The event, April 23, featured a guest lecture from Dr. Helen Davies, an English professor from the University of North Carolina at Charlotte, who uses multispectral imaging to recover lost history in old documents.
“We have images of medieval manuscripts that look like these books. In a dream world, as an English professor, I want to be in the library surrounded by these books.
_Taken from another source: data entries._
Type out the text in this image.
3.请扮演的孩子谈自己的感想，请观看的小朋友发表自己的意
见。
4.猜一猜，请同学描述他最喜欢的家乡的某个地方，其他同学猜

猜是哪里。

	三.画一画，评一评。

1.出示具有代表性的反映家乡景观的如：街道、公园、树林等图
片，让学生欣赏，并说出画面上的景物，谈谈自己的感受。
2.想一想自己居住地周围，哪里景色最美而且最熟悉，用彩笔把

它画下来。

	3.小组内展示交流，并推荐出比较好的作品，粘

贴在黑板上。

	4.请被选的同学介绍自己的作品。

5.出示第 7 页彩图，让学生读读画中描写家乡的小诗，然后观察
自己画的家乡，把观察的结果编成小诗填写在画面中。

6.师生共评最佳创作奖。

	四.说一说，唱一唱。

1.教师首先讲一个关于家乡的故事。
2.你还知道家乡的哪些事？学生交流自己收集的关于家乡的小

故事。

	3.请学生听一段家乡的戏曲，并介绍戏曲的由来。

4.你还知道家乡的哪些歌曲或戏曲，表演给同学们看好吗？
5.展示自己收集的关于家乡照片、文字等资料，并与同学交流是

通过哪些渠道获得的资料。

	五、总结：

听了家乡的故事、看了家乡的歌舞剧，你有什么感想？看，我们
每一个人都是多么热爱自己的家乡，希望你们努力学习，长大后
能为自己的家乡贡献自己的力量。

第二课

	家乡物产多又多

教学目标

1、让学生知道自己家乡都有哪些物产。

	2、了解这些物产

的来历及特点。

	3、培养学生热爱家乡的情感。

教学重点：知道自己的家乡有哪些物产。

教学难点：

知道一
However, that’s not what most of our lives look like,” Davies told the group, in a video shared on social media. “Because time happened, a lot of the manuscripts have been dismembered.”
Thus, Davies, who works at the intersection of the humanities and technology, said using advanced imaging techniques can reveal hidden text or details in medieval maps and manuscripts, which can’t be seen by human eyes.
Last semester, faculty from the Medieval Studies minor hosted a Halloween-themed presentation called “Things That Go Bump In The Night,” which covered the supernatural in medieval culture.
The event came three years after the success of a Dracula-themed cultural event in the fall of 2022.
The presentation, in Kinard Auditorium Oct. 29, featured presentations from professors Kyle Sweeney, Jo Koster and Gregory Bell that took the audience back in time to medieval Europe.
“We wanted to do a Halloween theme and we weren’t bringing someone in outside of Winthrop University. So, we decided that we each would do part of the talk. We’ve done that before in the past,” said Bell, the coordinator for the Medieval Studies minor.
The presentations included portrayals of the devil in medieval art, ghost literature, and violence and cannibalism during the First Crusade.
“You can find demons at work torturing souls who were condemned to Hell and you would find them using tools and objects that were very much like you would see if you were a medieval person in a city,” said Sweeney, an art history professor.
The event was set and ready after announcements and promotions from the event organizers and their departments.
“We’ve done a lot of work on social media to promote (the event) and we’ve had 3,500 engagements with the reel, the animated Instagram reel, and we’ve sent out lot of individuals apparently,” said Koster, a Winthrop English professor who co-hosted the event.
* Editor’s note: Some of this reporting was originally done during the fall 2025 semester.